Material Box Construction (sand, pigment, metal, sea star, paper collage and oil on wood)
Dimensions 20 x 34.5 x 3.5 cm
Status Vetted

About the Work

Untitled (Blue Sand Tray) (c. 1950) by Joseph Cornell is an assembled wooden box containing blue-coloured sand and a starfish placed in a metal ring. The painted image in the background shows fine dark-blue lines on a cream-white ground, alluding to waves or a sky motif.

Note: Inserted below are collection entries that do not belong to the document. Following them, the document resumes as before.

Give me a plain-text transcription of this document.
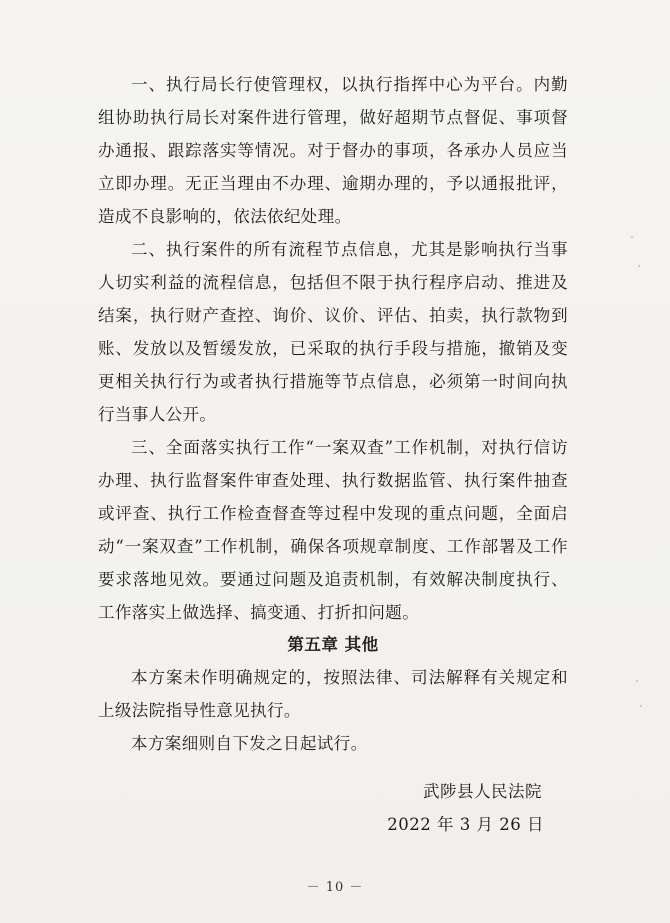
一、执行局长行使管理权，以执行指挥中心为平台。内勤组协助执行局长对案件进行管理，做好超期节点督促、事项督办通报、跟踪落实等情况。对于督办的事项，各承办人员应当立即办理。无正当理由不办理、逾期办理的，予以通报批评，造成不良影响的，依法依纪处理。

二、执行案件的所有流程节点信息，尤其是影响执行当事人切实利益的流程信息，包括但不限于执行程序启动、推进及结案，执行财产查控、询价、议价、评估、拍卖，执行款物到账、发放以及暂缓发放，已采取的执行手段与措施，撤销及变更相关执行行为或者执行措施等节点信息，必须第一时间向执行当事人公开。

三、全面落实执行工作“一案双查”工作机制，对执行信访办理、执行监督案件审查处理、执行数据监管、执行案件抽查或评查、执行工作检查督查等过程中发现的重点问题，全面启动“一案双查”工作机制，确保各项规章制度、工作部署及工作要求落地见效。要通过问题及追责机制，有效解决制度执行、工作落实上做选择、搞变通、打折扣问题。

第五章 其他

本方案未作明确规定的，按照法律、司法解释有关规定和上级法院指导性意见执行。

本方案细则自下发之日起试行。

武陟县人民法院
2022 年 3 月 26 日
－ 10 －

A fine cross painted above the image evokes a crosshair or radar image. The work is marked by an ambiguity between romance and rigidity, the star, sand, and sky alluding to dream and adventure, while the metal ring and cross(hair) impose structure. This oscillation between poetry and construction is characteristic for the work of Joseph Cornell. Ellen H. Johnson described the artist’s work as a joining of forces by Marcel Duchamp, Antoine Watteau, and Piet Mondrian. Cornell was deeply interested in both the natural sciences and the visual and performing arts. From 1932 onwards, he repeatedly exhibited with the Surrealists in both Paris and New York. The sea, sky, and stars are recurring motifs in Cornell’s oeuvre. The star in particular has a special significance as it symbolises enlightenment and inspiration as well as astrology, Cornell's favourite discipline. In Untitled (Blue Sand Tray) the star takes on a third meaning: During the 1940s, Cornell interests shifted and in 1949 he left the Surrealist group to join the New York School. The star thus also symbolizes America and its pivotal role in contemporary art. In its combination of tableau and object, precision and poetry, Untitled (Blue Sand Tray) is a remarkable expression of Cornell’s merging of Surrealism and Constructivism, Europe and America.